I decided that it would be best to prefinish the wood prior to fixing the leather, to prevent a bunch of finish from soaking into it. The finish that I applied was three coats of teak oil followed by a coat of paste wax. It turned out pretty nice.

Fixing the Leather

strop blank, leather, and quick hold tube

We’re in the home stretch! Leather can be glued in countless ways, but the consensus is contact cement is the best. I picked up this tube of Quick Hold cement at JoAnn Fabrics. While it did the job, It was somewhat difficult to deal with. It is designed to dry quickly so it started to dry and clump up before I could even get an even coat laid down. Next time, I’m going to pick up a tube of Barge Cement or a can of Weldwood.

Before I got to gluing, I cut out the leather slightly oversized. I spread the contact cement on the bottom of the leather and the top of the wood block with an toss-away acid brush. Like I said earlier, it got really clumpy and was difficult the spread out, but I managed to get it completely covered. Dry time was very short, and then the contact cemented surfaces just need to be pressed together. You only get one shot, so proper alignment is critical.

cutting leather with a knife
gluing leather

dried contact cement ready for assembly
pressing together contact cemented parts

Finishing Up

honing strop dressed with green compound

All that was left was trimming the edges, which I did with a sharp utility knife.I did press the strop in a clamp sandwich for an hour or so before I trimmed it, but I do believe that was unnecessary. Now the strop is ready to use! I made this strop with the rough side of the leather up, which makes it so a polishing compound can be applied. I use a green stropping compound, but some like to use yellow compound or jeweler’s rouge.
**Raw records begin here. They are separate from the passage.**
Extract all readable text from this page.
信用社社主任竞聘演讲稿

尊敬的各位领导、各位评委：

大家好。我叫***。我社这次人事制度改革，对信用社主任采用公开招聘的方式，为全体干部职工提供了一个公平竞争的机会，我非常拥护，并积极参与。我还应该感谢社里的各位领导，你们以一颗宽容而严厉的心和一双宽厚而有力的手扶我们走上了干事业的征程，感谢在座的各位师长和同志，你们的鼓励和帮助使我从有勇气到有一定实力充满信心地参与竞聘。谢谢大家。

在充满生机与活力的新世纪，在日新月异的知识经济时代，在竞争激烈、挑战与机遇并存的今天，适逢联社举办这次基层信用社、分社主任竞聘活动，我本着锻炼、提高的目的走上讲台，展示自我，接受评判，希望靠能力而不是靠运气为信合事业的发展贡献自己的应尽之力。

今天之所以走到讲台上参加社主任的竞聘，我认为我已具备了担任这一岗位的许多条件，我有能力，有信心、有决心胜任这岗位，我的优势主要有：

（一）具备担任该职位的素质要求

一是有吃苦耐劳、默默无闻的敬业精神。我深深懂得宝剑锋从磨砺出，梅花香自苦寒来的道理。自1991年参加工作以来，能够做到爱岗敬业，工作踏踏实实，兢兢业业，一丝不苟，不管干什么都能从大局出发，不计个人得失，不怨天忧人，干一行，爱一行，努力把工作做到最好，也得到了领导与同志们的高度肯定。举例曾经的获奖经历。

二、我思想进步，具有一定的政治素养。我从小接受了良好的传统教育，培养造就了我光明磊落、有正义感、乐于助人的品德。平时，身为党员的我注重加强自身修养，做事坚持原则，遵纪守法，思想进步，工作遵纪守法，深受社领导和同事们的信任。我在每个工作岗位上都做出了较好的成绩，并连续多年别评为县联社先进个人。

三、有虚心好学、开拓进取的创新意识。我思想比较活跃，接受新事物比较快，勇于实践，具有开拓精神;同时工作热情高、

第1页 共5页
All said and done, I had a good time making this little project. Enough, in fact, that I plan on making several more and putting them in an Etsy shop. The design will be a little more refined (the first comment my wife made was that the handle looked like a paintbrush handle) and will come in a variety of woods and finishes.

CAD drawing of a strop handle router jig

Edit: I did make a few more with a different handle. I had this router jig I designed 3d printed, and it makes a nice handle for sure.